Um piano macabro, bem se poderia dizer.
Naquela prisão estavam apenas homens e mulheres condenados à morte. Cada um esperava pelo seu dia, não com os olhos bem abertos, mas, sim, com o ouvido atento; pois seria em som (e bem harmonioso) que viria a sentença de morte.
Bem antes de o seu nome ser pronunciado pelo carrasco à porta da cela, seguido de um pedido delicado para que o condenado acompanhasse aquele que o mataria, uma certa música seria escutada.
Um pianista, amante exclusivo da sua arte, tinha um extraordinário piano onde ensaiar — o piano da referida prisão.
Objecto lindíssimo, bem afinado. Uma máquina em condições perfeitas.
Entretanto, os directores da prisão haviam feito uma correspondência entre algumas músicas do livro de pautas e certos condenados à morte.
Se o pianista tocasse a música que correspondia a um dos presos, esse preso, no dia seguinte, seria morto.
A parte perversa deste sistema é que cada preso sabia bem qual era a sua música; qual a música, em suma, que o levava de imediato à forca. Bastavam os primeiros acordes.
Já o pianista, esse, por seu turno, sabia que certas músicas condenavam à morte certos presos, mas não conhecia a correspondência entre cada música e cada condenado à morte. Sabia ainda, o músico, que algumas músicas que tocava no seu piano não tinham consequências; não correspondiam a nenhum preso. No entanto, o pianista também não sabia quais eram essas músicas inofensivas.

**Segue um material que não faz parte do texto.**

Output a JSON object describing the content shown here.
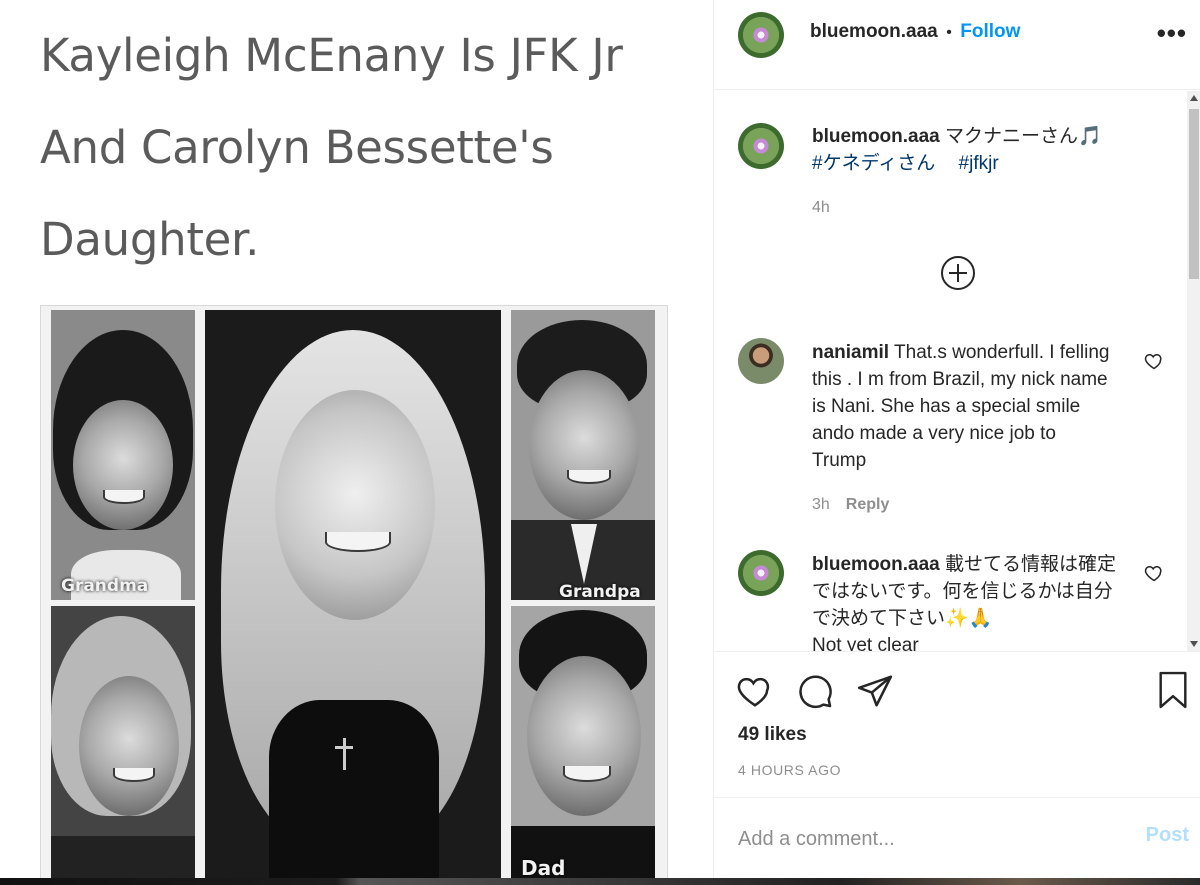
{
  "media": {
    "headline": "Kayleigh McEnany Is JFK Jr And Carolyn Bessette's Daughter.",
    "captions": {
      "grandma": "Grandma",
      "grandpa": "Grandpa",
      "dad": "Dad"
    }
  },
  "post": {
    "username": "bluemoon.aaa",
    "separator": "•",
    "follow_label": "Follow",
    "more_icon": "more-horizontal-icon"
  },
  "comments": [
    {
      "username": "bluemoon.aaa",
      "text": "マクナニーさん🎵",
      "tags": [
        "#ケネディさん",
        "#jfkjr"
      ],
      "time": "4h"
    },
    {
      "username": "naniamil",
      "text": "That.s wonderfull. I felling this . I m from Brazil, my nick name is Nani. She has a special smile ando made a very nice job to Trump",
      "time": "3h",
      "reply_label": "Reply"
    },
    {
      "username": "bluemoon.aaa",
      "text": "載せてる情報は確定ではないです。何を信じるかは自分で決めて下さい✨🙏",
      "text2": "Not yet clear"
    }
  ],
  "actions": {
    "likes": "49 likes",
    "time_ago": "4 HOURS AGO"
  },
  "composer": {
    "placeholder": "Add a comment...",
    "post_label": "Post"
  },
  "colors": {
    "accent": "#0095f6",
    "hashtag": "#00376b",
    "muted": "#8e8e8e",
    "post_disabled": "#b2dffc"
  }
}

Deste modo, cada vez que escolhia uma música para tocar, o pianista sentia uma enorme pressão: da sua escolha dependiam vidas.
Nas primeiras vezes, os seus dedos tremiam, pois sabia que o seu prazer táctil e sonoro teria, provavelmente, uma outra consequência, bem mais terrível. Pensou até em abandonar aquele piano, e passar a tocar noutro. Tinham-lhe dito que se ele deixasse de tocar as suas melodias naquele piano mais nenhum condenado à morte seria executado. Sem melodia não há mortes, sentenciava o director da prisão.
Tal situação fez o pianista reflectir sobre todas as questões éticas envolvidas.
Porém, na verdade, aquele piano, era de longe o melhor da cidade. Em nenhum outro a sua técnica conseguiria progredir tanto.
A pouco e pouco, então, o pianista, amante louco da sua arte, lá se foi habituando à situação; e não sabendo se as melodias anteriores haviam condenado ou não alguém à morte, pois nunca o informavam das consequências práticas, ele entusiasmava-se cada vez mais e progredia, progredia.
Ao longo de dois anos foi, é certo que de uma forma indirecta, responsável pela condenação à morte de mais de quatrocentas pessoas, mas sempre se defendeu dizendo que era um artista, que apenas tocava piano.
Nota
Neste conto, manteve-se a ortografia vigente em Portugal.